Recently, Google announced the open-sourcing of SpeciesNet, an AI model designed to identify animal species from camera trap photos. While camera traps (digital cameras connected to infrared sensors) are invaluable for wildlife research worldwide, they generate massive datasets that can take days or weeks to process.

Monkey, Zoo (1)

To address this, Google launched the Wildlife Insights project six years ago as part of its Google Earth Outreach philanthropic initiative. This platform allows researchers to share, identify, and analyze wildlife images online, significantly speeding up the processing of camera trap data.

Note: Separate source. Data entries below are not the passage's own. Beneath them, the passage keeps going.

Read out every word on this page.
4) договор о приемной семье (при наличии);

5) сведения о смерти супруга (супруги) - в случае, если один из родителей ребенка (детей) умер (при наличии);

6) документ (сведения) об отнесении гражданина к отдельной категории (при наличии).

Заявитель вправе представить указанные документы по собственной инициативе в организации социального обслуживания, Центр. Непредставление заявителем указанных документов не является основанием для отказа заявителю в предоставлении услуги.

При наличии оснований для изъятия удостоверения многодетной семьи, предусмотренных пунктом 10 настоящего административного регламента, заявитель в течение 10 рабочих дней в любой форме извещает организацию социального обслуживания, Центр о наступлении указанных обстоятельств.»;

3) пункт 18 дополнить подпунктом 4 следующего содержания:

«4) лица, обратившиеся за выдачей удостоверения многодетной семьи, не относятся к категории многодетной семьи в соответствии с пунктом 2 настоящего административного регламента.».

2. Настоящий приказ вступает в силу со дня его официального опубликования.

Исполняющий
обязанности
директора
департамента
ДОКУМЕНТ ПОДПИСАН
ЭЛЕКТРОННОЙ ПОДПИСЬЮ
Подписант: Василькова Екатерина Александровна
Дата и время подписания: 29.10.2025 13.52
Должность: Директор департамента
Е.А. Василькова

SpeciesNet is the core of this platform. Google states that the model was trained on 65 million publicly available images, supplemented by images from organizations like the Smithsonian Conservation Biology Institute, the Wildlife Conservation Society, the North Carolina Museum of Natural Sciences, and the Zoological Society of London. SpeciesNet can classify images into over 2,000 labels, encompassing animal species, broader categories like "mammal" or "felidae," and non-animal objects (e.g., "vehicle").

Google's blog post highlights that SpeciesNet's release will empower developers, academics, and biodiversity-focused startups to better monitor biodiversity in natural areas. SpeciesNet is now open-sourced on GitHub under the Apache 2.0 license, meaning it's commercially usable with minimal restrictions.

It's worth noting that Google isn't the only company offering open-source tools for automated camera trap image analysis. Microsoft's AI for Good Lab also maintains PyTorch Wildlife, an AI framework with fine-tuned pre-trained models focused on animal detection and classification.

Project: https://github.com/google/cameratrapai

Key Highlights:

🐾 Google open-sources the SpeciesNet AI model to aid wildlife identification and improve data processing efficiency.

🌍 SpeciesNet was trained on 65 million images and can identify over 2,000 animal and object labels.

🛠️ The model is open-sourced on GitHub, allowing commercial use and promoting biodiversity monitoring.